19th century architect William Burges gazed upon the foundation of what was once the fortification of a 13th century Welsh chieftain, and saw the perfect beginnings of the dreamiest fairy castle ever.
Castell Coch was constructed to embody the marriage of Gothic and High Victorian design, a restoration of what was once a building of strategy and necessity into a decadent fantasy castle straight out of a storybook. Not much is known about the history of the earlier castle, the likelihood is that it was a victim of the 14th century Welsh rebellion, a forgettable architectural casualty. That is until John Crichton-Stuart, the 3rd Marquess of Bute, took an interest in the site in 1871. He contracted his architect Mr.
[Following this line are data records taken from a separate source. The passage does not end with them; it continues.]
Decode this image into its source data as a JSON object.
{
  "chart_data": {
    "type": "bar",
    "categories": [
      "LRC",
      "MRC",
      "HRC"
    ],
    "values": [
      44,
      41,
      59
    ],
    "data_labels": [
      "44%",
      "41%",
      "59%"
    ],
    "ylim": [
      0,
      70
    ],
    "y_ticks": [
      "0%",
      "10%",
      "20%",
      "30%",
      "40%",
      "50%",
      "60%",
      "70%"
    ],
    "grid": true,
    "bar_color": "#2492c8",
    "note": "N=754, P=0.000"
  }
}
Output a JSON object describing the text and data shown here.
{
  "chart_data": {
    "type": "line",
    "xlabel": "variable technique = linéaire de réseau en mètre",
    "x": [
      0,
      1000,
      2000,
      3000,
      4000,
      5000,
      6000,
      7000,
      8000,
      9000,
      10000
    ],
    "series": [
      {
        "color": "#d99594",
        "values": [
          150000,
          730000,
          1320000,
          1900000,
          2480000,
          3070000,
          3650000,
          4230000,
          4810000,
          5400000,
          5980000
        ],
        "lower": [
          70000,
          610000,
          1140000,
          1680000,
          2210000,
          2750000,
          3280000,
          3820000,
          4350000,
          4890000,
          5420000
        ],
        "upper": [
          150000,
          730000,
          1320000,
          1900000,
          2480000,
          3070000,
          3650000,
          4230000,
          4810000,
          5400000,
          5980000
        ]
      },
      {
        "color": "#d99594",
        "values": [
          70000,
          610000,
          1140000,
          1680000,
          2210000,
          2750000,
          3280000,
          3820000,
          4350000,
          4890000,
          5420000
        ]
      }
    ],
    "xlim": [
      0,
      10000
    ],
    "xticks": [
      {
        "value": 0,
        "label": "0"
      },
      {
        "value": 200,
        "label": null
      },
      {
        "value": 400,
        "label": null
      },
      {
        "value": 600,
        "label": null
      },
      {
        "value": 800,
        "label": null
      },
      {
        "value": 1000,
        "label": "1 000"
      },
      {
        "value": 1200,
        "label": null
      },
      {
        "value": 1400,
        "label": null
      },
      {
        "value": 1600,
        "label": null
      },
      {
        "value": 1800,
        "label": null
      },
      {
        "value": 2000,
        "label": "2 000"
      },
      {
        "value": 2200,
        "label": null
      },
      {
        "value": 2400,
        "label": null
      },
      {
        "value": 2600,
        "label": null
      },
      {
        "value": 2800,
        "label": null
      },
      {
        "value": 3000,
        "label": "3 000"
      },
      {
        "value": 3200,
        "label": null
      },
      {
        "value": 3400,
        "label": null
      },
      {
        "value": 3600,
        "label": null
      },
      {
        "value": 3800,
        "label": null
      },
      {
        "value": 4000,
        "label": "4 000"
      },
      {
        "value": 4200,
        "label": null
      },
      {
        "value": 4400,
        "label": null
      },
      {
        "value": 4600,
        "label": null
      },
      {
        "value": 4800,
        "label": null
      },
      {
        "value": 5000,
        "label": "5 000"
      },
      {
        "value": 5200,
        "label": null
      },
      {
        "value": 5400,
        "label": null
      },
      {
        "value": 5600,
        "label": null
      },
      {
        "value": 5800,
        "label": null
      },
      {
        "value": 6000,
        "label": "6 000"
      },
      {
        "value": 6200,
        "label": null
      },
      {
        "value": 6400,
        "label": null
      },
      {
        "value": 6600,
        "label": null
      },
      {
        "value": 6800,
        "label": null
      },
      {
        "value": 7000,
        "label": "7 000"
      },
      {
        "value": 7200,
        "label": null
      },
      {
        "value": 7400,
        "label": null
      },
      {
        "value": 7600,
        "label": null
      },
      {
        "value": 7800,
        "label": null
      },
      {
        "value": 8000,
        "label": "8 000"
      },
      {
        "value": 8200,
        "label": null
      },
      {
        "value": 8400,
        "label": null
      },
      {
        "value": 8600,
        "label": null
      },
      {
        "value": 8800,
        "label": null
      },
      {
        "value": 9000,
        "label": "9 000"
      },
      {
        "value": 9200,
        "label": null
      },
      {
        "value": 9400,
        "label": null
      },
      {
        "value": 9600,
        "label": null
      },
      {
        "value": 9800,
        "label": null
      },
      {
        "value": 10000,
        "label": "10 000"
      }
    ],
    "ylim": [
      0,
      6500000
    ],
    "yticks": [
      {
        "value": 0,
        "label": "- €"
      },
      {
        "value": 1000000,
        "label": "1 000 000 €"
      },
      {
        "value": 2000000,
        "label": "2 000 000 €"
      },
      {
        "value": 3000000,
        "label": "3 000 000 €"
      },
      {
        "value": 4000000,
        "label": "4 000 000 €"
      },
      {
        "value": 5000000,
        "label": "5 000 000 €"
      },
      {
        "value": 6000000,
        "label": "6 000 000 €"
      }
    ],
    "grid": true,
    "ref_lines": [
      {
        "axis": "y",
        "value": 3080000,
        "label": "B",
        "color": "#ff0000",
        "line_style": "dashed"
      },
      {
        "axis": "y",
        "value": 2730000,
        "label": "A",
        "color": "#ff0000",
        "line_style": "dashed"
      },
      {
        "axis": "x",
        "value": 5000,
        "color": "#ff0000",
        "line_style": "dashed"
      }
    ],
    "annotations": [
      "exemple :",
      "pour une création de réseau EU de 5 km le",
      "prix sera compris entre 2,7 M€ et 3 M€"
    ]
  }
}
Burges to take it on as their next ambitious reconstruction project, with big plans to turn the formerly functional castle into a ravishing architectural beauty.
While not exactly historically accurate, the restoration can surely be described as storybook whimsy. Conical towers rise above a fanciful drawbridge, while inside birds and butterflies grace guilder trellises. An ornate chimney piece depicting The Three Fates doling out the thread of life above an exquisite fireplace. Bedrooms and ballrooms, all draped in the opulence of High Victorian Gothic style.
Burges died in 1881, but the restoration continued. For another decade, bits and pieces were added, an architectural hybrid built purely for the pleasure of building a castle of fancy. Today, the castle is in the hands of the Ministry of Works, and is considered forgiven for its historical inaccuracies for its architectural uniqueness.